In 1939, Gore Mutual turned 100 years old and had over 2.4 million dollars CAD in assets.

===World War 2 and Post War===
During World War II, Gore Mutual donated $100,000 of its profits to the government of Canada in order to aid the war effort. This money was to be spent however the government saw fit. Not only did Gore Mutual donate to the cause, but every employee gave an additional portion of their income during the war to further aid the efforts of the Canadian troops. During this time, eight Gore Mutual employees served, all of whom survived; however, two of them were severely wounded during their time of service. By the end of the war, Gore Mutual had victory bonds amounting to a total of $525,000, which is worth roughly $7,297,550 today.

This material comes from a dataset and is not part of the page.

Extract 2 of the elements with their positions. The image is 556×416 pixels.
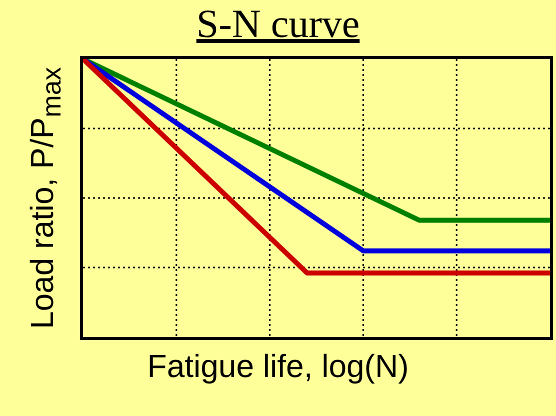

In the early 1970s, Gore Mutual hired Brantford architects Mark Musselman, McIntyre & Combe to design a new building that was to be attached to the existing head office, built in 1937. The two buildings are connected by a glass passageway that extends 60 feet from the old to the new building.

In 1968, Gore Mutual purchased its first Honeywell Computer, becoming one of the first companies in Canada to use computerized policy handling for automobile insurance. The late 1970s were the age of computers for Gore Mutual. Cathode Ray Tube (CRT) systems were used in the claims department for the purpose of processing personal and commercial lines. In the 1990s, Gore Mutual introduced a 24-hour emergency claims service in order to help customers and brokers at all times. Also during this time, new estimating software was introduced to allow adjusters to prepare quotes with greater speed and accuracy. In 1998 Gore Mutual created the Gore Mutual Foundation. The foundation provides funding for hundreds of health, welfare, education, cultural, environmental, and charitable activities in communities across Canada.

=== Paperless Office in 2002 ===
In 2002, Gore Mutual Insurance implemented a paperless office objective. The quick success of the paperless movement was credited to Gore Mutual staff being under the age of 35. Gore Mutual's success in implementing a paperless office has inspired some insurance brokerages to also turn their offices into paperless offices.

==Gore Mutual Insurance Foundation==
Gore Mutual has been donating to charities in the communities where they do business for over 100 years. In 1998, Gore Mutual incorporated the Gore Mutual Insurance Foundation, registered as a private charity funding statute, which has the benefit of being tax-free and allowing for an increase in yearly donations.

Since 1998, the Gore Mutual Foundation has donated over $12 million to nearly 1,000 charities. In 2008, the Foundation donated $500,000 to the Cambridge Memorial Hospital.

In 2011, the Gore Mutual Foundation donated $450,000 to nearly 120 charities across Canada. In 2012, Gore Mutual pledged $1 million to the Gore Mutual Foundation. In 2020, CanadaHelps, in partnership with the Gore Mutual Foundation, doubled the donations made by others towards COVID-19 relief efforts. Each donation to the CanadaHelps COVID-19 Cause Funds was doubled by the Gore Mutual Foundation, which committed $2 million in matching funds to be split between the COVID-19 Community Care Fund and the COVID-19 Healthcare and Hospital Fund.